Exemplary embodiments of a turbine engine and related components are described above in detail. The system is not limited to the specific embodiments described herein, but rather, components of systems and/or steps of the methods may be utilized independently and separately from other components and/or steps described herein. For example, the configuration of components described herein may also be used in combination with other processes, and is not limited to practice with only turbine engines and related methods as described herein. Rather, the exemplary embodiment can be implemented and utilized in connection with many applications where improving turbine engine performance is desired.

Although specific features of various embodiments of the present disclosure may be shown in some drawings and not in others, this is for convenience only.

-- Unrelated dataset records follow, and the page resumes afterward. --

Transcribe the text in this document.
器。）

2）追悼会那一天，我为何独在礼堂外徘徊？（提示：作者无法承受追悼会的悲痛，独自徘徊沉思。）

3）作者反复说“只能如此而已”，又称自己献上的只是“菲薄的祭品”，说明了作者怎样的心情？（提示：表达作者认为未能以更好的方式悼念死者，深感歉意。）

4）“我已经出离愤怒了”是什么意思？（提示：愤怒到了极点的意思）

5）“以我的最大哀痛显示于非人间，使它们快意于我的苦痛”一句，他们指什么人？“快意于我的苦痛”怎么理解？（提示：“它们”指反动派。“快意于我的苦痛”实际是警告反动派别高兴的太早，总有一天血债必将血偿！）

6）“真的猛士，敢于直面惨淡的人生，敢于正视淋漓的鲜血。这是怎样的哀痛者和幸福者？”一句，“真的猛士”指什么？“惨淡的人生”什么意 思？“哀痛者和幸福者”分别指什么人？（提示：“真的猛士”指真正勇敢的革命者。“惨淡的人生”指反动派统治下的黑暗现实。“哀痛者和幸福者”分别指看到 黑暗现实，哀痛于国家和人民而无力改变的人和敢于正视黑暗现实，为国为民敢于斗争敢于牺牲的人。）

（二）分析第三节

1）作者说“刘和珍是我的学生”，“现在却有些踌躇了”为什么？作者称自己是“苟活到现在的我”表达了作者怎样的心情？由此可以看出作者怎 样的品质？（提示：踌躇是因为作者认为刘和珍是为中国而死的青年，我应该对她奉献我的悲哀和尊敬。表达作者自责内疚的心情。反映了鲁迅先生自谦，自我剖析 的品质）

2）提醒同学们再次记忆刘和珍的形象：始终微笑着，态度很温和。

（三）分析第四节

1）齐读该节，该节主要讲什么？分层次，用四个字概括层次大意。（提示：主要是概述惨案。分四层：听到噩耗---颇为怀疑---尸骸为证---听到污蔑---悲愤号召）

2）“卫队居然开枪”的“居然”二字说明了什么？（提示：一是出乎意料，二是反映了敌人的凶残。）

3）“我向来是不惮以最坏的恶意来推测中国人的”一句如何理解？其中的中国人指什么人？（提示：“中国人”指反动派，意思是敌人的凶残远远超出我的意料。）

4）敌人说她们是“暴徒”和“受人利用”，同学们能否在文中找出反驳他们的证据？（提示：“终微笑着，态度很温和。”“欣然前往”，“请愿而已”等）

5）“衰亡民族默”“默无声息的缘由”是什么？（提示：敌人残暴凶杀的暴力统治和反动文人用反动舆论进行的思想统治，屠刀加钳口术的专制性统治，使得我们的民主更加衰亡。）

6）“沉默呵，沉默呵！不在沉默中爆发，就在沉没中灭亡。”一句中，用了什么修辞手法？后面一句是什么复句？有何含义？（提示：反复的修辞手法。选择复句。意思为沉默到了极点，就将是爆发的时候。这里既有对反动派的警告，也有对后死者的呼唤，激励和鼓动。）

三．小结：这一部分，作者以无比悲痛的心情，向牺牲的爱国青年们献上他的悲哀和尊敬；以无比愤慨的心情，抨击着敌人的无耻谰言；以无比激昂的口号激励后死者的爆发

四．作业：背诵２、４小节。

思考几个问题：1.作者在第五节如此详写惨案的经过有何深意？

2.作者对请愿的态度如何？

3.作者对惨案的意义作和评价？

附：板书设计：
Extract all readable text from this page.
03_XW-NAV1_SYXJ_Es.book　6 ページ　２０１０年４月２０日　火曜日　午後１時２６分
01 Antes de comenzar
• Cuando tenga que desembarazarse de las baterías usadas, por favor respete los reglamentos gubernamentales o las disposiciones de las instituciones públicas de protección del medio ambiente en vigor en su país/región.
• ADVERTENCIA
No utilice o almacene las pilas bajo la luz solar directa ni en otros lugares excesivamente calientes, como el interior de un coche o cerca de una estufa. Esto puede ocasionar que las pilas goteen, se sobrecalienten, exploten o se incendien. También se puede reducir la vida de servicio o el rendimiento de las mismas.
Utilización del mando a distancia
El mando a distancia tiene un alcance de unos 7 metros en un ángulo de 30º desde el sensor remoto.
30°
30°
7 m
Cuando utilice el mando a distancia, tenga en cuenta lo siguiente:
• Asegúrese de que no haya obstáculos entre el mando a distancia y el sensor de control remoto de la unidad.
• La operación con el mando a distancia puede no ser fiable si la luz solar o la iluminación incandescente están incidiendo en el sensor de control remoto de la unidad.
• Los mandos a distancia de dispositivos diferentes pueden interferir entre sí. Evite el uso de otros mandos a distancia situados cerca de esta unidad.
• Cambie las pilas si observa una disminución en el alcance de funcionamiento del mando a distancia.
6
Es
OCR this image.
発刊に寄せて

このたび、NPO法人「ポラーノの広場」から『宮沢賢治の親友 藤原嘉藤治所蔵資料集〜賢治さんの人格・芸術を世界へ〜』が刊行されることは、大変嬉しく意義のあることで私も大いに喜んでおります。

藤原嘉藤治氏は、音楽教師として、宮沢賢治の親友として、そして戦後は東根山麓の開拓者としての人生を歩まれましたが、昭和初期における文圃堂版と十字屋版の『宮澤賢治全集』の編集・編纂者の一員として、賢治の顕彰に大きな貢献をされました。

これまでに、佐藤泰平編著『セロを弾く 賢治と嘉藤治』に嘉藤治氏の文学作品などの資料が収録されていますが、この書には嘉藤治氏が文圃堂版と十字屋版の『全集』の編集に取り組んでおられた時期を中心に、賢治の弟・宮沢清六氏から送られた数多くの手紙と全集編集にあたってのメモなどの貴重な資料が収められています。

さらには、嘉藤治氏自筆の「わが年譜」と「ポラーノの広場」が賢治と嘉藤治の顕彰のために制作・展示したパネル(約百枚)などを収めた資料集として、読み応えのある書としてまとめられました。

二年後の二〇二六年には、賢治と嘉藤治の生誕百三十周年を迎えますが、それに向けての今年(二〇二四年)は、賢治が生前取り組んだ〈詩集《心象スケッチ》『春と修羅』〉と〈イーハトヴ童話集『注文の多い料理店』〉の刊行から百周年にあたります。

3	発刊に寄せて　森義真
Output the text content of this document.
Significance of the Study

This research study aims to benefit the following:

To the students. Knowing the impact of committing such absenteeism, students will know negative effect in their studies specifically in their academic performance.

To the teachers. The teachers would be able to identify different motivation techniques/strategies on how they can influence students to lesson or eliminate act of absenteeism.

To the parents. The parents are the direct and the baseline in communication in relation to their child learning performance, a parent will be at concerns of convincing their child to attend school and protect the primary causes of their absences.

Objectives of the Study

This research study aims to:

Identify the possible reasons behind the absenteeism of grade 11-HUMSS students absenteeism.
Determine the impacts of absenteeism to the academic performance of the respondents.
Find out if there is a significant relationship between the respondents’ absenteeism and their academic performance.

Some embodiments involve the use of one or more electronic or computing devices. Such devices typically include a processor or controller, such as a general purpose central processing unit (CPU), a graphics processing unit (GPU), a microcontroller, a reduced instruction set computer (RISC) processor, an application specific integrated circuit (ASIC), a programmable logic circuit (PLC), and/or any other circuit or processor capable of executing the functions described herein. The methods described herein may be encoded as executable instructions embodied in a computer readable medium, including, without limitation, a storage device and/or a memory device. Such instructions, when executed by a processor, cause the processor to perform at least a portion of the methods described herein. The above examples are exemplary only, and thus are not intended to limit any way the definition and/or meaning of the term processor.

Claim 1:
A method of mitigating thermal rotor bow in a rotor assembly of a turbine engine (<NUM>), the method comprising:
receiving feedback on a running time of the turbine engine;
performing a plurality of motoring cycles between engine shutdown and restart, each of the plurality of motoring cycles comprising:
receiving feedback on a temperature within a turbine engine in a post-shutdown state;
actuating a starter motor (<NUM>) when the temperature is greater than a predetermined temperature threshold and when the running time of the turbine engine is greater than a predetermined running time-threshold;
operating the starter motor (<NUM>) for at least a preset motoring time to exhaust residual heat from the turbine engine; and
shutting down the starter motor after the preset motoring time.